Hasta hace apenas un par de siglos, los niños no eran considerados personas, con todos sus derechos y deberes. En muchas ocasiones, los niños eran sólo un prototipo de ser humano. No importaba que sufrieran traumas, ni que trabajaran en vez de formarse. Incluso era frecuente que se emplearan para trabajos propios de esclavos: niños de incluso cinco años, durante el reinado de Enrique VIII, trabajaban en Gran Bretaña haciendo girar espetones cargados de carne de venado y de ternera, capones y patos, aunque ello les chamuscara la cara y les tiznara los pulmones.
Más tarde, las tornas cambiaron y, de repente, los niños se convirtieron en el objetivo primordial de nuestros deseos, ilusiones y esperanzas. La infancia debía ser intocada, prístina, sólo rodeada de estímulos positivos e intelectualmente ricos a fin de que el adulto por venir fuera el honor de la familia. Eso incluye una exigencia cultural y cognitiva inaudita en cualquier otro tiempo.
A los niños se les exige sacar buenas notas, pero también tocar un instrumento, practicar algún deporte, aprender idiomas y, además, disfrutar sobremanera leyendo a los clásicos de la literatura (aunque inculcar la lectura no sea solo cuestión de esfuerzo parental, pues los genes también tienen algo que decir)
Para obtener todo este cambio conductual en los niños, algunos usan la persuasión y las buenas palabras; otros prefieren la disciplina y repetir esa letanía de que se están perdiendo los valores. Pero ¿qué alternativa es más eficaz?
La letra con sangre no entra
Conseguir educar y maximizar los valores sociales y empáticos de un niño, si bien en parte vienen de serie, no es nada fácil. Tal y como señala Jeremy Rifkin en su libro La civilización empática:
Naturalmente, castigar a un niño por una transgresión social casi siempre tendrá un efecto contrario al deseado y hará que el niño acabe siendo menos empático. La mejor manera de desarrollar el potencial empático del niño es mediante el uso de la inducción, un método por el que los padres destacan el punto de vista del otro y dejan claro que la acción del niño le ha hecho sufrir […] La disciplina por inducción funciona en esta etapa porque el niño empieza a darse cuenta de que los demás tienen estados internos (emociones, deseos, pensamientos) que con frecuencia difieren de los suyos.
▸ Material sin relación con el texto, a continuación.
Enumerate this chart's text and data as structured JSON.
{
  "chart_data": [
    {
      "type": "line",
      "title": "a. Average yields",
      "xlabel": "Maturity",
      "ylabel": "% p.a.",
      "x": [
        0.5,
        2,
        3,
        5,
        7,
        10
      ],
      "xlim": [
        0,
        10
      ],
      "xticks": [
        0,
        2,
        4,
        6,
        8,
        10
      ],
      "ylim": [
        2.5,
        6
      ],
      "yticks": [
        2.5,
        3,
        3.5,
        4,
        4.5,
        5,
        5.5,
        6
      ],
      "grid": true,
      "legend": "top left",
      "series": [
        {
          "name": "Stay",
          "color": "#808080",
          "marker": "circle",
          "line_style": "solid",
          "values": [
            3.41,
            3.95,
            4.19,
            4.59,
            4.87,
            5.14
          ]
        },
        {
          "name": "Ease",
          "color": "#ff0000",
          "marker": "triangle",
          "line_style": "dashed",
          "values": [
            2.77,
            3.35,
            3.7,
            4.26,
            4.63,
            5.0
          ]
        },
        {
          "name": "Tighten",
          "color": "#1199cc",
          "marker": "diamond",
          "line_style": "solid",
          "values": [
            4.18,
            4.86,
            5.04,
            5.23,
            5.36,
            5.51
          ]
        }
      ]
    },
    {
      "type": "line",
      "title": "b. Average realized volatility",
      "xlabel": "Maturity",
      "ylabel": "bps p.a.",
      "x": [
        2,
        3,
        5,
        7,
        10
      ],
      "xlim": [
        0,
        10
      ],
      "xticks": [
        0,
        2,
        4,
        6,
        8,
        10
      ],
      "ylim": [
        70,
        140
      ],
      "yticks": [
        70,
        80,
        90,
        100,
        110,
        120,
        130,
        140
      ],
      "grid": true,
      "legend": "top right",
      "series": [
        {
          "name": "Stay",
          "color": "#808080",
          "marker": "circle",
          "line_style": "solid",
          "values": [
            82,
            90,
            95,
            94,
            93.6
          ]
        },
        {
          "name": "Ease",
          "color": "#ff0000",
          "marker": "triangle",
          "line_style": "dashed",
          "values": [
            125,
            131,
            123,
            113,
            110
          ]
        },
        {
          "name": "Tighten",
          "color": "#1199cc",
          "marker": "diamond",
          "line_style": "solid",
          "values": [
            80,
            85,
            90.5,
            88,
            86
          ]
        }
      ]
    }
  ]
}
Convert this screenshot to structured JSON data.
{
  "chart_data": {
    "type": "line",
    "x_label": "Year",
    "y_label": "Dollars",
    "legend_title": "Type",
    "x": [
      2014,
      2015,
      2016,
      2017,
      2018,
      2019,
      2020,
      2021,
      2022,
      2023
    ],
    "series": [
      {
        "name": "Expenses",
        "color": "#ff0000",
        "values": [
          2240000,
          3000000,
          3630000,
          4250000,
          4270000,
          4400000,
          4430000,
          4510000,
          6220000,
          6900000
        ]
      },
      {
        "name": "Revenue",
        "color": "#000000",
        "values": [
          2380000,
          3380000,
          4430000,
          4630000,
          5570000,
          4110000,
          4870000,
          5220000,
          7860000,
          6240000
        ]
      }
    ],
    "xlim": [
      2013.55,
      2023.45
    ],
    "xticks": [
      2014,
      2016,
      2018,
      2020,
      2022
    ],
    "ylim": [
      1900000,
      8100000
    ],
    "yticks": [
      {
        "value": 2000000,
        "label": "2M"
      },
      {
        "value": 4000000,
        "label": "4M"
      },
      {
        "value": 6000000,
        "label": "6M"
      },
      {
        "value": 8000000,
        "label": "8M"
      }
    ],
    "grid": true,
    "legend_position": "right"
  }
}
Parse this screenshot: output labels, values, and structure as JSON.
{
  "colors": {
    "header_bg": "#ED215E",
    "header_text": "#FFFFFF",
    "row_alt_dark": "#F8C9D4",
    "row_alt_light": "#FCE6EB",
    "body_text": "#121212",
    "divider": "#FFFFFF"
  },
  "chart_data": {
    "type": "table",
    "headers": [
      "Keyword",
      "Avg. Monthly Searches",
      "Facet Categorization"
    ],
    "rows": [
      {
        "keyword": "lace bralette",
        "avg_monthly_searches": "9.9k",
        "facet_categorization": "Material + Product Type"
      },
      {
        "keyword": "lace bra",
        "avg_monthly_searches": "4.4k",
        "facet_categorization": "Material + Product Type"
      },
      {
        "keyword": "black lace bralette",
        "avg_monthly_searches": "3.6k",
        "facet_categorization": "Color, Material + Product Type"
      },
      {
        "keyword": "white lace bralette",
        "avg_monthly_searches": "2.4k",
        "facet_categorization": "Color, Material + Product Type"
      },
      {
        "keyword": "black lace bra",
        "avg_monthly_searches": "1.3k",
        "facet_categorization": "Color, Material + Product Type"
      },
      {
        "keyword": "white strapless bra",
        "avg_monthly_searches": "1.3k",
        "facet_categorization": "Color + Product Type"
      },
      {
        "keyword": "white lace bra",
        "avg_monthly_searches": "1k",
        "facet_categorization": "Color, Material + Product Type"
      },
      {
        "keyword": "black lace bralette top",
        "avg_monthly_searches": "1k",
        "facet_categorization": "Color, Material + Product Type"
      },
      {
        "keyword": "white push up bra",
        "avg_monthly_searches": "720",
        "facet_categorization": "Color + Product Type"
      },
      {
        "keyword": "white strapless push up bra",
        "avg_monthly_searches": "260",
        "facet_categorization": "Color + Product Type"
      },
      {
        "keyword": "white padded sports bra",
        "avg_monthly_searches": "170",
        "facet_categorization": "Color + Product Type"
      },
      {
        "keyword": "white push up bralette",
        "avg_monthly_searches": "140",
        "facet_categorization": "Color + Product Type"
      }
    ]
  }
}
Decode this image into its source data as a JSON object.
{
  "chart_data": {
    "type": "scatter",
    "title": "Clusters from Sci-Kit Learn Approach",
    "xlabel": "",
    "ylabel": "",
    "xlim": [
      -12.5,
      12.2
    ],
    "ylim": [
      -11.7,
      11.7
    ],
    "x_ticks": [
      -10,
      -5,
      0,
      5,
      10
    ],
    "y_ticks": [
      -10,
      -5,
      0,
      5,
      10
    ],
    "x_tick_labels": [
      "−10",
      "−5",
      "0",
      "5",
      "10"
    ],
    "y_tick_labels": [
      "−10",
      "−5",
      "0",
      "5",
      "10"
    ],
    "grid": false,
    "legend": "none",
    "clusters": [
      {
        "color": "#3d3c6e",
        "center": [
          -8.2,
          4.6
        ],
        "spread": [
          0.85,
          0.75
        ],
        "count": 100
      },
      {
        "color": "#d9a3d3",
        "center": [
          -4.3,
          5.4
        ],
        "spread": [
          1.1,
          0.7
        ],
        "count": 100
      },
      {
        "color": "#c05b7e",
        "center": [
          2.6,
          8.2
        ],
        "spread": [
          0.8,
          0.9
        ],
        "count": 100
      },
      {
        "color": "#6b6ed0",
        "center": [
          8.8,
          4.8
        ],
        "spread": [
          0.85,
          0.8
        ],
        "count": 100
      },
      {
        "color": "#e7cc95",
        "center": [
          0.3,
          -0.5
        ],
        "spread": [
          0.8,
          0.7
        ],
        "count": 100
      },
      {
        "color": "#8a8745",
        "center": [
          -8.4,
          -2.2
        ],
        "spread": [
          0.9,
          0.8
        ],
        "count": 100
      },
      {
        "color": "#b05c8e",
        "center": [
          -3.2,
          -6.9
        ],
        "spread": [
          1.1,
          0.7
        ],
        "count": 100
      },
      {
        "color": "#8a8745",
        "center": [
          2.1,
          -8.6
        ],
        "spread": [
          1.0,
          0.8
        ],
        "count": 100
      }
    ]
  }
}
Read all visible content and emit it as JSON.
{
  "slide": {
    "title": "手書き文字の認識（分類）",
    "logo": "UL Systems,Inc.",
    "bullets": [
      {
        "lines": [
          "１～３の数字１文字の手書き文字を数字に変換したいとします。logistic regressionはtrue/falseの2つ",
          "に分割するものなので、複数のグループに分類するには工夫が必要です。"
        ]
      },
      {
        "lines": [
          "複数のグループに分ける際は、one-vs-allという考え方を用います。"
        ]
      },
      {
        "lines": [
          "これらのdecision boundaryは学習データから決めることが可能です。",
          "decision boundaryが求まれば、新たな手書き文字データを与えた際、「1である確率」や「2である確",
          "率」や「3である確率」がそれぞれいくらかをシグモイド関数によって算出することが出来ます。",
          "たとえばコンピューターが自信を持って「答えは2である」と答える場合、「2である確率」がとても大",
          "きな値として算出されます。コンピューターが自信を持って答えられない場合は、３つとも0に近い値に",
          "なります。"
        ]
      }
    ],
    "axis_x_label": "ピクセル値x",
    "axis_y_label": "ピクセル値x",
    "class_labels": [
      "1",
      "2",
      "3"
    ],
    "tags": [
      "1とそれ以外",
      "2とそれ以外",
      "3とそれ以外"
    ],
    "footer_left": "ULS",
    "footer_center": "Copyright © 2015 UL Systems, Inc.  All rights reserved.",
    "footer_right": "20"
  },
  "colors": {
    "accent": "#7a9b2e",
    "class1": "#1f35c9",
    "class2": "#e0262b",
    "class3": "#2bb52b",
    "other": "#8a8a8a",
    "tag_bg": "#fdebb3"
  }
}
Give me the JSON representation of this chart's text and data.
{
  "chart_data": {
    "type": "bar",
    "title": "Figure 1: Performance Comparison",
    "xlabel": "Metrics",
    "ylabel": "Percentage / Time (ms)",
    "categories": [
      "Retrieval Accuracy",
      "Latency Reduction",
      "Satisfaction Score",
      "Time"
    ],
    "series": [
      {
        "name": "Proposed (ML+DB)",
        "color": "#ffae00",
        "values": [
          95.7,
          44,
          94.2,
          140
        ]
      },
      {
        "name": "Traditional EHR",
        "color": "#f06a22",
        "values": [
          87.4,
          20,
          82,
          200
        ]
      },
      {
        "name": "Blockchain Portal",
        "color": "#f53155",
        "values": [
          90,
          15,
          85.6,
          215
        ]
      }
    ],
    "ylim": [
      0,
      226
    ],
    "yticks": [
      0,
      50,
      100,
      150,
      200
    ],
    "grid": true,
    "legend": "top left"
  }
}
Con todo, el sentimiento de culpa que aparece tras poner a un niño en la posición de otro debe gestionarse con cuidado. Si se genera un exceso de culpa, es probable que el niño crezca sintiendo que, haga lo que haga, nunca podrá enmendar ningún daño ni restablecer los vínculos sociales.
Los padres adecuados hacen que el niño sepa que ha hecho algo mal, pero lo hacen afecto para que el niño también sepa que sigue siendo querido y respetado como persona. (…) Es igualmente importante que los padres hagan saber al niño que no lo quieren menos por su mala conducta. Nadie es perfecto. Lo mejor que podemos esperar unos de otros es que aprendamos de nuestras faltas y que en el futuro intentemos actuar mejor. Cuando un padre avergüenza a su hijo le comunica que no está a la altura de lo que espera de él y que no es digno de su respeto. El objetivo del acto disciplinario lo conforman las expectativas del padre, no la humanidad del niño.